Time had raced by, the sun was getting lower in the sky, and we were beginning to think about what train back we needed to aim for.  
Just time for a bite to eat and one last beer in Society.  This is located next to the Bridgewater Hall, down some steps into a basin of the Rochdale Canal.  A good setting for fine weather with outdoor seating next to the water.
Society (101 Barbirolli Square, Manchester, M1 3BD)
This was launched by Vocation Brewery in 2021; a food hall featuring several vendors in kitchens along one side, cocktail, wine, and coffee bars, and a beer bar with a lengthy tap list.
It's yet another unusual Good Beer Guide entry for the city, although I can't fault the cask choice.

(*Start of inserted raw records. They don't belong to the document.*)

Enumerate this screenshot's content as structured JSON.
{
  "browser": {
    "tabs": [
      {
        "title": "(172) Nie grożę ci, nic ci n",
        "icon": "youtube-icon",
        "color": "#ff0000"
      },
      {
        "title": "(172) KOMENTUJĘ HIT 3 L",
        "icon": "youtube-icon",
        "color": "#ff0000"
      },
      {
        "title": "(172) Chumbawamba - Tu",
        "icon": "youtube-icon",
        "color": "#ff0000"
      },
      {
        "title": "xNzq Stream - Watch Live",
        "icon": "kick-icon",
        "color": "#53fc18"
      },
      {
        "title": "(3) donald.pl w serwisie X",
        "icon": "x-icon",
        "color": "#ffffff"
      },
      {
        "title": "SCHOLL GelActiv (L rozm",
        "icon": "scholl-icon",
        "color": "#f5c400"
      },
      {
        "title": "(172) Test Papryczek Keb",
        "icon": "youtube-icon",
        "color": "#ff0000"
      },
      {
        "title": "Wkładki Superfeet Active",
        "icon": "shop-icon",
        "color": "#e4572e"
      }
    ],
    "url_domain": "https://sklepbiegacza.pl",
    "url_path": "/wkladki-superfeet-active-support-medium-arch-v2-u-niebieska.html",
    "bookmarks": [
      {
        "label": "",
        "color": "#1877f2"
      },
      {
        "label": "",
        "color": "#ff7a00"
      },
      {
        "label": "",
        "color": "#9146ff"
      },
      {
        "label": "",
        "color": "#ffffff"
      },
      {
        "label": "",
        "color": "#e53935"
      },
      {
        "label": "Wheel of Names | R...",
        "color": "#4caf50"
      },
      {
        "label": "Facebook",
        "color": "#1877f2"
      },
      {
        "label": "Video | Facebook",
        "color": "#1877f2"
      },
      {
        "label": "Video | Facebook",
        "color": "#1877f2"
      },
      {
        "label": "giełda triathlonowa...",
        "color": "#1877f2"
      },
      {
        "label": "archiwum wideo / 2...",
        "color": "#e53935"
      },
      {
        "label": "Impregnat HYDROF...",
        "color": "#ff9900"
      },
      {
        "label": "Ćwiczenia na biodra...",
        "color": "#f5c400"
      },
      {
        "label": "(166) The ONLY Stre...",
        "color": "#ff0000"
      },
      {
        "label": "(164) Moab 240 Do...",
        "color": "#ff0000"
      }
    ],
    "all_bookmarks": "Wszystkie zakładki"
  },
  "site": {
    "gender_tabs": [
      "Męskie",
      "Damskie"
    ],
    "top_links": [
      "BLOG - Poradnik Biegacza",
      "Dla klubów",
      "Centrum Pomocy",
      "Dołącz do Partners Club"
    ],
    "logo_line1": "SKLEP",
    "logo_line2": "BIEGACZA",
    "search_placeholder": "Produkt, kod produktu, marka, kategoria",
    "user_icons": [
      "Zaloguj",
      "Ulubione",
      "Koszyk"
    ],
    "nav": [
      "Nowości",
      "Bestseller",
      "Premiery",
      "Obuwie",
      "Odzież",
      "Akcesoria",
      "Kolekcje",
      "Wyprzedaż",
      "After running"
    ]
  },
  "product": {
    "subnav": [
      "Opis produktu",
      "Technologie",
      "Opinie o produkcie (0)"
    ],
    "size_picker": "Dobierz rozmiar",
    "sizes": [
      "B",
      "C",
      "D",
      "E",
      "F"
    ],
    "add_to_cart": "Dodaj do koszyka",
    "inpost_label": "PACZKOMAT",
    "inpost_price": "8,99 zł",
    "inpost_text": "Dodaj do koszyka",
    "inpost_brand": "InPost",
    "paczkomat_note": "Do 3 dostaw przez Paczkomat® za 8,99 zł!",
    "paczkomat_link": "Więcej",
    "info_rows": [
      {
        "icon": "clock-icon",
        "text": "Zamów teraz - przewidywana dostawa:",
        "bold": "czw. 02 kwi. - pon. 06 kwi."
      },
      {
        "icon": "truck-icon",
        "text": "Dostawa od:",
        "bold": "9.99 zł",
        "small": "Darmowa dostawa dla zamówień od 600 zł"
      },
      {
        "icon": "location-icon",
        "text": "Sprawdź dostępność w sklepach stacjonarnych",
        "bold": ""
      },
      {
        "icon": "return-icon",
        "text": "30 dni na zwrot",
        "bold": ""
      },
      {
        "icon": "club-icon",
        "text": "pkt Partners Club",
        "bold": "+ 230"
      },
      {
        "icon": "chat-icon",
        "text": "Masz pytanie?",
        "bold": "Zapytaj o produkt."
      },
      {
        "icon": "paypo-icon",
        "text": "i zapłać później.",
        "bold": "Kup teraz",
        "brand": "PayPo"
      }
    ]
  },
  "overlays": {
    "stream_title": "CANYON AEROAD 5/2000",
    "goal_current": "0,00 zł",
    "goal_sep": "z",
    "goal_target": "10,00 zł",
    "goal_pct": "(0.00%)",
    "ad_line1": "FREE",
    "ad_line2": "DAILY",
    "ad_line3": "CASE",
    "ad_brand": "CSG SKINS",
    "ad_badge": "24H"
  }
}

Tempting as the cask ale was, there lots of competition for my attention on the massive 30-strong tap lines.
I decided to end the day with something big, bold, and dark - Vocation's 8.4% 'Triple Choc Truffle' milk stout.  Absolutely wonderful stuff, along with a burger and dirty fries.

With seating for up to 350 folk, it's a noisy place, most tables at least part-occupied when we were there, and the hubble of shouted conversation blending into the electro music.  Not one for a quiet drink in trad surroundings, then.

With full belly and rosy cheeks, we departed Society ready for the journey home where it was Mrs PropUptheBar falling asleep on the train this time instead of me.
I had a determined plan to watch the Bet Shop Boys in the Nags Head at Macclesfield when we arrived back, but scooted straight past the door with my Travelodge bed calling out instead.  Turns out starting a craft beer tour at midday and picking a fair few 6%-and-upward beers isn't conducive with staying out late watching 80's tribute bands.